Hello <%= @name.first %>

#app/views/models/user.rb

class User < ActiveRecord::Base

# connects to the DB

# has schema of id | first | last | dob | created_at | updated_at

end

 

The above will allow you to send a request to “http://127.0.0.1/” and should receive the first name of the first database user.

Pushing To A Web Server

The final step to getting set up is to push to a live server.

Whilst you can use a VPS of your own (it has to be a VPS because shared hosting does not have SSH access, nor supports Ruby applications), the simplest and most effective way to get started is to just use Heroku.

We still use Heroku for staging server purposes (when you publish a web application, it’s recommend you use a “staging” server to test the application, and a “production” server to host the application publicly). I’ve made many mistakes before by cutting out the development server.

To push to a Heroku server (free), I’ll briefly explain the process:

 

  1. Open a Heroku account (I think you may need to provide card details – don’t worry, they don’t charge for their free tier. It’s to validate your identity so you don’t make illegal sites)
  2. Create an “app” in their dashboard
  3. Click onto the app – you’ll be given a “git” URL
  4. Copy this URL and head back to your Rails application
  5. In CMD, type “git add remote heroku [[heroku link]]” (replace [[heroku link]] with the git URL Heroku gave you)
  6. Press enter
  7. Now, package up your application (git add.) (git commit -am “First Push”)
  8. After inputting these lines, type “git push heroku master” and press Enter
  9. You’ll have to enter your credentials – do this and the repo should be sent to Heroku
  10. After this, Heroku will build the application and “deploy” it on its own namespace ([[app-name] herokuapp com)
  11. Browsing to this namespace will show you the app

After doing this, it’s up to you to then manage your deploy protocol in your own way etc. I would strongly advocate using Heroku for staging environment servers; you’ll likely want to use such services as DigitalOcean for production. 

Further Developments

Of course, web application development is moving forward constantly.

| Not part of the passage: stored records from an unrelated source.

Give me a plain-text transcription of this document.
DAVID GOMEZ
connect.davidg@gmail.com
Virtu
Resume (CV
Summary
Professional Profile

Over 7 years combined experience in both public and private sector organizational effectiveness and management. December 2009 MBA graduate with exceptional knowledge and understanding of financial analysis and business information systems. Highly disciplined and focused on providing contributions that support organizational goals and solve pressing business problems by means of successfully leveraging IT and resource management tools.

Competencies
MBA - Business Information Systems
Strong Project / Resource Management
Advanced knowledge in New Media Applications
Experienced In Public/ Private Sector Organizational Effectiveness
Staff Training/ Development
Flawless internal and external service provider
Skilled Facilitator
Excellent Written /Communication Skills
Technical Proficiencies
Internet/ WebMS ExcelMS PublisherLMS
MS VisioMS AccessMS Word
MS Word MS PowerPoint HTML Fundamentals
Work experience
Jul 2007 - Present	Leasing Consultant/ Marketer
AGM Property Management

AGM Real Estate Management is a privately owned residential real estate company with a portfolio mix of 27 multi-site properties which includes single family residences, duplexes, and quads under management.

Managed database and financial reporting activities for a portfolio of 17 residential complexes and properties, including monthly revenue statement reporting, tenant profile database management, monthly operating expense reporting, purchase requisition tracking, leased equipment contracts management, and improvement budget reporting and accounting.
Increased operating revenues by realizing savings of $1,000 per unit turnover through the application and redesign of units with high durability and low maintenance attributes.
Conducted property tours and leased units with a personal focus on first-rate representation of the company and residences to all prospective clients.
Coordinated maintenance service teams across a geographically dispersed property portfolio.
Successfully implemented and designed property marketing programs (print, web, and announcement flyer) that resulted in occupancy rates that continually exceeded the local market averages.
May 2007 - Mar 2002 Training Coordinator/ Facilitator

Due to the extremely low barriers to entry (free) and the breadth of resources available, many people are drawn to Ruby on Rails development.

However, don’t let it fool you. The scope for earning decent money from this profession is entirely dependent on two factors – your skillset/ability, and your access to a market.

Unfortunately for many would-be developers, their epic dreams of creating the next Groupon / Stripe etc are shattered when they enter the “real world” — where clients don’t care about the code you use and just want the cheapest solution that barely works.

The key for any Rails developer is to keep investing into their programming skillset, even with other languages. Ruby spoils many developers because of its simplicity. Moving higher up the programming value chain (into the realms of C / C++ etc) open up a lot more stable positions.

It is therefore my recommendation that you continually push yourself to look at new UI ideas, new ways of doing things and generally improving your skillset as required. Attend hackathons, meet other developers and generally improve your exposure to the computing industry. This should present opportunities for you as you develop.